I’m going to be back to work after my summer off with Gruff, which at the moment mainly means teaching. I’m doing an Arvon at Lumb Bank with Neil Rollinson in October – a time when the Calder Valley always looks particularly moody and beautiful – and mentoring the winners of this year’s New Poets Bursaries from the Northern Writers Awards. In a couple of weeks I’m also starting my three London classes – beginners and intermediate courses at the City Lit, and my intermediate course ‘What Makes a Poem‘ at the Poetry School. If you’d like an excuse to buy new stationary in September, at the time of writing there are still places on all of them, and The Poetry School just interviewed me for their blog, where I explain a bit more about what I teach.

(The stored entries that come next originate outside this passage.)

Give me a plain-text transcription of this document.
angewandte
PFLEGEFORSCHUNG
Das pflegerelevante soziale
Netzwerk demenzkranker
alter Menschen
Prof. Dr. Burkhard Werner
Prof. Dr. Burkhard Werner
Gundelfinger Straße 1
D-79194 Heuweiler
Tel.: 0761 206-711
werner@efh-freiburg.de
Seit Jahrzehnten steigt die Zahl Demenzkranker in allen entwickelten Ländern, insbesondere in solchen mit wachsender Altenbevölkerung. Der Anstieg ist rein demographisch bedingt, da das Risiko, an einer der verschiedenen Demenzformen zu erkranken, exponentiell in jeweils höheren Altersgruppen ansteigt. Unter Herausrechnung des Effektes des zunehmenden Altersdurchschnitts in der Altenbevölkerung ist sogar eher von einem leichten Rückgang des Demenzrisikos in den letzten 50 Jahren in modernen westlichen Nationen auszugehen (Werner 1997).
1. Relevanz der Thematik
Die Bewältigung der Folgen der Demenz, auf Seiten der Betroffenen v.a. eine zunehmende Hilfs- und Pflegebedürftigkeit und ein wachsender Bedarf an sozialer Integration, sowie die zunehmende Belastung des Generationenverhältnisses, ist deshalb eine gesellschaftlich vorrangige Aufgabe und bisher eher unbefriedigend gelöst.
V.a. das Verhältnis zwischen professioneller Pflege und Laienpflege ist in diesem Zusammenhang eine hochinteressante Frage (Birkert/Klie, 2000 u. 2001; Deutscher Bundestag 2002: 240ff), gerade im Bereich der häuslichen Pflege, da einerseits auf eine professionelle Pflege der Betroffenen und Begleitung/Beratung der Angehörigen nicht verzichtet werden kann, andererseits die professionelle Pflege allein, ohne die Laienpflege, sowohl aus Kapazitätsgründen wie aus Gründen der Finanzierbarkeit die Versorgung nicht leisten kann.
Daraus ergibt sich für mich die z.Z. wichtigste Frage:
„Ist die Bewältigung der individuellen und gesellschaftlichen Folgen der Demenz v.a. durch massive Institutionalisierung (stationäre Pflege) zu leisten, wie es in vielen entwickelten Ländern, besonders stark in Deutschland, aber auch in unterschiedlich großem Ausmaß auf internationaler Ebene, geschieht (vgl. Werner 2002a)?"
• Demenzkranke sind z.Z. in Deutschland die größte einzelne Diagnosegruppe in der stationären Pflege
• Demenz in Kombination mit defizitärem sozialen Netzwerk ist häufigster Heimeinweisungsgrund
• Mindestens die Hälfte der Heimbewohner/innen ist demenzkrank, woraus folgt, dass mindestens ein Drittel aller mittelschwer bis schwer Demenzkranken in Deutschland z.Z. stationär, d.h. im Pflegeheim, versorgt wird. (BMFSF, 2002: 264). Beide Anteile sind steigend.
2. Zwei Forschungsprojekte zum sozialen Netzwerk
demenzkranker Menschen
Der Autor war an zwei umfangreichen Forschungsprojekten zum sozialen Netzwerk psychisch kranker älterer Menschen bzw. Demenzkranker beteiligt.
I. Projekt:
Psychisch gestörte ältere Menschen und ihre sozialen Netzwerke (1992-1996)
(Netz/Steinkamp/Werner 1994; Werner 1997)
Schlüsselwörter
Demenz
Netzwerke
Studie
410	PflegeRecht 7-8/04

Whilst I’m writing, I’ve also been meaning to mention how much I’m enjoying Modern Poetry in Translation under new editor Sasha Dugdale. It looks lovely, for one thing, with bible paper and a cleaner font.

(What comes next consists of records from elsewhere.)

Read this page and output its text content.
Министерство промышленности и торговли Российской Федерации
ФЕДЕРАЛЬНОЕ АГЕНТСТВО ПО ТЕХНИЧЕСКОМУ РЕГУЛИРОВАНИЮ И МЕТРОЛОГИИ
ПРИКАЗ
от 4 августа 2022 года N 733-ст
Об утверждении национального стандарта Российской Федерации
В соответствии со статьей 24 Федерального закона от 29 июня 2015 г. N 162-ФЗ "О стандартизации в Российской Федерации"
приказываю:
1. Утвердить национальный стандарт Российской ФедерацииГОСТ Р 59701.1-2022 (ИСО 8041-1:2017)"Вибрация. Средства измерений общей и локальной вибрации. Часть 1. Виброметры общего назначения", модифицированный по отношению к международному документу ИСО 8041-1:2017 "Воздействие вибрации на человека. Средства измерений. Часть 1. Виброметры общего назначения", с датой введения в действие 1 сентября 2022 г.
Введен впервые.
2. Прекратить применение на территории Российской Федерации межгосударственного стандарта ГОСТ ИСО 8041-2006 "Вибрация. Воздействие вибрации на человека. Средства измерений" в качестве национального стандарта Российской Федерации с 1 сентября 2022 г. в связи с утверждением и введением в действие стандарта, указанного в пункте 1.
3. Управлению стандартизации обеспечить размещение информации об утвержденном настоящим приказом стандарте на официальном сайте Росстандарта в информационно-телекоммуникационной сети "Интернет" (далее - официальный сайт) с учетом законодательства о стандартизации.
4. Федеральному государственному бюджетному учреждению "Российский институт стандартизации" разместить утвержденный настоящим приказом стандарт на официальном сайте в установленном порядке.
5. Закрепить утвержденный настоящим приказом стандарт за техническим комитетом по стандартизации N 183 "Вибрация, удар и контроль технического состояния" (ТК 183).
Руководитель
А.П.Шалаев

The autumn issue arrived this week with a cover in the colours of falling leaves, and has a feature on Romanian poets that (having hung out with the wonderful Doina Ioanid at Parnassus last year) I’ve found interesting – I love this Elegy by Mariana Marin, for example, where the nausea of grief makes ordinary sickness seem almost desirable. I often start my beginners group off with an exercise in Anaphora, and there are some really remarkable ‘list’ poems too: the Faroese poet Joanes Nielsen’s ‘My Breath is my Passport’ is a meditation on male sensuality (‘I come with a tempest out of a meat-sun / Whose hair contains the hidden powers of animals and people / I find solace between breasts with nipples big as hungry roses’), and I’m very struck by the futurist Khlebnikov’s ‘Garden of Animals’, where St Petersburg zoo becomes a kind of metaphor for Russia in 1909, ‘where a rhino’s red-white eyes carry the unquenchable rage of an overthrown king…where seagulls, with long beaks and eyes so ice-blue they seem bespectacled, look like international stockbrokers’. The issue feels an education in itself.